Nun zu Deunen Fragen:
  1. Die Tour finde ich nicht schlecht. :thumbup:
  • Die Strecke Mpila > Thendele über Vryburg- Dundee- Ladysmith beträgt 423 km und Google Maps veranschlagt 5:50
  • Die Strecke über die N2 Durban, weiter über N3 Pietermaritzburg Estcourt und Bergville beträgt 538 km und 6:40
In der Tat eine lange Strecke. Früh aufstehen und losfahren ist obligat.
  1. Natürlich werdet Ihr im Krüger Tiere sehen und ich lehne mich sogar soweit aus dem Fenster, dass es definitiv mehr sein werden als eine Giraffe. :D Garantien auf spektakuläre Sichtungen, wie z.B. Wildhunde, Geparden, Leoparden usw. Gibt es natürlich nicht. Aber für Tiere ist der Kruger NP “The Place to Be“
  2. Falls Ihr mal nicht selber fahren wollt, könnt Ihr über SanParks in den Camps Drives buchen.
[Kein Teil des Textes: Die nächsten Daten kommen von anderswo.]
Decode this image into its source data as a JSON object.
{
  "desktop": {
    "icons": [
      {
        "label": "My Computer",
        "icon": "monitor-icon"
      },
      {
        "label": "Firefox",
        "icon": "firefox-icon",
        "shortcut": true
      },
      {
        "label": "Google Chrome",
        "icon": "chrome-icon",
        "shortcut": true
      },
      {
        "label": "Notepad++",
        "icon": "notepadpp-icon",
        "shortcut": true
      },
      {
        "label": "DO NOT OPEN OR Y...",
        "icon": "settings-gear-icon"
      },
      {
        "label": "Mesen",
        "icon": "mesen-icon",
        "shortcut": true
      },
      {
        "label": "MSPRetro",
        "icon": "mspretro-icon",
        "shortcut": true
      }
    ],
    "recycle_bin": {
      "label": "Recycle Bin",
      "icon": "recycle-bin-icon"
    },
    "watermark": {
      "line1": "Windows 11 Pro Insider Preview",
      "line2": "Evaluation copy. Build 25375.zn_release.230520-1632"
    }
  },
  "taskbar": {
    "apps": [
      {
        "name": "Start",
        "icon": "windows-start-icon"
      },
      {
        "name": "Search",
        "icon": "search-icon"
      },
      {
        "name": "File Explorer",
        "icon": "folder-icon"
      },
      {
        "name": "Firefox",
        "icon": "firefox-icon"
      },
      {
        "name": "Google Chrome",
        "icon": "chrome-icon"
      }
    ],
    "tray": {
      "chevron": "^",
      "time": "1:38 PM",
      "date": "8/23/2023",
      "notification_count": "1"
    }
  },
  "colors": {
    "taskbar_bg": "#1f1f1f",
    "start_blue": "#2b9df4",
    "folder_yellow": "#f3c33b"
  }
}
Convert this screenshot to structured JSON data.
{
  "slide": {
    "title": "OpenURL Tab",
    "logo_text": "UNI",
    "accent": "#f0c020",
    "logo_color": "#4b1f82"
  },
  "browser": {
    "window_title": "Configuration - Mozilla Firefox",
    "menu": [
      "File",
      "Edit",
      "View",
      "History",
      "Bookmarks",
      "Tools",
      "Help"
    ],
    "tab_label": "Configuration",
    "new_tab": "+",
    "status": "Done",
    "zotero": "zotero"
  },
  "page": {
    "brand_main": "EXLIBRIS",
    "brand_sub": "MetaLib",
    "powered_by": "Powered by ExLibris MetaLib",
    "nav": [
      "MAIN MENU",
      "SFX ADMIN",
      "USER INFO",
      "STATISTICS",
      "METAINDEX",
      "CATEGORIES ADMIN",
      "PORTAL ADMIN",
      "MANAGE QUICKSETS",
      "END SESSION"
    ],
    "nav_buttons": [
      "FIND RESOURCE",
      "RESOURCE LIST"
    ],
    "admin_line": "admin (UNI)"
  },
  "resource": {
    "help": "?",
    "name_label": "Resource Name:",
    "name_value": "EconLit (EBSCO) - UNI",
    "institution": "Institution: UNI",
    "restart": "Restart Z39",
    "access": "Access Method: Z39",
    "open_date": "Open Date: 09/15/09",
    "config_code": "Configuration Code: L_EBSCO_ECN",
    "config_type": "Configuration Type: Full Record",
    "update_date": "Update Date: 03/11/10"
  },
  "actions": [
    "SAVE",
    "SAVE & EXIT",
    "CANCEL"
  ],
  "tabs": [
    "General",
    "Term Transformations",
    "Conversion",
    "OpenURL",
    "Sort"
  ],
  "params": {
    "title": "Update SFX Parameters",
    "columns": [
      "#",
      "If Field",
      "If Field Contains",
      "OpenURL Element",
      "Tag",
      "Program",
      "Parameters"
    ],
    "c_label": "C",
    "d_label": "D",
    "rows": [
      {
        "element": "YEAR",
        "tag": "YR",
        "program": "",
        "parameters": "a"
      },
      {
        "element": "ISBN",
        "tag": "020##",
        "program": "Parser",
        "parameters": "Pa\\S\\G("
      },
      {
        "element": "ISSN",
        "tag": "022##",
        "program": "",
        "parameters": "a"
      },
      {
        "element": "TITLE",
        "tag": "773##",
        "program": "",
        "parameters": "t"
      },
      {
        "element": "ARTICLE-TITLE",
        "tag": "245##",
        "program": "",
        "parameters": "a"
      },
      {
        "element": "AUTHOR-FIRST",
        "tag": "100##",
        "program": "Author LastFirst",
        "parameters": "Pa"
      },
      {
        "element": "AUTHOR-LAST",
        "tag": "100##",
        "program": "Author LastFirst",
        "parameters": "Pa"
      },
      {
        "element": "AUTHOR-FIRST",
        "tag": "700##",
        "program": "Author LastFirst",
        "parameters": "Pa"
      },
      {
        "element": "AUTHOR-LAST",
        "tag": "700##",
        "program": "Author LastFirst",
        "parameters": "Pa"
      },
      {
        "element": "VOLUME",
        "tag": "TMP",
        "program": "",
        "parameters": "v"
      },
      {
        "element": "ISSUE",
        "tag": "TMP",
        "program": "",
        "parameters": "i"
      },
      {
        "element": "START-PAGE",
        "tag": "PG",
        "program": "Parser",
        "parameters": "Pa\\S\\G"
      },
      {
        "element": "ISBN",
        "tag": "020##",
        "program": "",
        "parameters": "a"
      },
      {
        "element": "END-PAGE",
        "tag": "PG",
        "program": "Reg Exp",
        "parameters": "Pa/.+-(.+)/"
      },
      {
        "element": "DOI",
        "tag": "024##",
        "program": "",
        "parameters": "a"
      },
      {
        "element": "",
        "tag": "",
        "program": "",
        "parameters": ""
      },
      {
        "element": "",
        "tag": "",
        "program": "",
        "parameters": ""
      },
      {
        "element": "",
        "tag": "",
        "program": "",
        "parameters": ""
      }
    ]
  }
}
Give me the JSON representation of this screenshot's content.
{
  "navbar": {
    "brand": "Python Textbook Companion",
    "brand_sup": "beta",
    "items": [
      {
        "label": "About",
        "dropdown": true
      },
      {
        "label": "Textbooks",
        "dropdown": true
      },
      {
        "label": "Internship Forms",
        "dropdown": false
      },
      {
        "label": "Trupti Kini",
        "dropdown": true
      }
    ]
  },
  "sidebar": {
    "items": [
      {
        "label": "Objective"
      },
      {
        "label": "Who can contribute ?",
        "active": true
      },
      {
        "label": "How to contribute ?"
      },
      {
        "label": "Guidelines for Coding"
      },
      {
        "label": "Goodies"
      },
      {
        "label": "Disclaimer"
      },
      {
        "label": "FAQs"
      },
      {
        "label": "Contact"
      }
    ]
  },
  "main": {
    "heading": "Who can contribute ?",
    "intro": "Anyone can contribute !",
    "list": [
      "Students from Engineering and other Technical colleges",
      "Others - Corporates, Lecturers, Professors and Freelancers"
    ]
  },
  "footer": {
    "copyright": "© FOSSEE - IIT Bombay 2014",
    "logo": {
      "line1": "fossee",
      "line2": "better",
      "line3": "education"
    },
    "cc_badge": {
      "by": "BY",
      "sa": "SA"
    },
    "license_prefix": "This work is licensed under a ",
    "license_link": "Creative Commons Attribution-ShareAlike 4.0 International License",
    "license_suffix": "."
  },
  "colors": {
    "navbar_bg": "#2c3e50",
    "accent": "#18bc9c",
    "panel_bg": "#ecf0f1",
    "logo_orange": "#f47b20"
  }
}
Das geht problemlos spontan, direkt an der Camp-Rezeption.
  3. Ein 2x4 SUV ist ein 2x4 SUV nicht mehr und nicht weniger. Ein 4x4 ist ein Allrad getriebener Geländewagen, den Ihr für Eure Tour nicht braucht.
Ich denke, die Dame aus dem Reisebüro ist stark daran interessiert Euch möglichst teure Dinge zu verkaufen (Private Game Resort, 4x4 Geländewagen, Inlandsflug usw.) wohmöglich ist sie am Umsatz beteiligt.... :whistling: Ein Schelm wer böses dabei denkt.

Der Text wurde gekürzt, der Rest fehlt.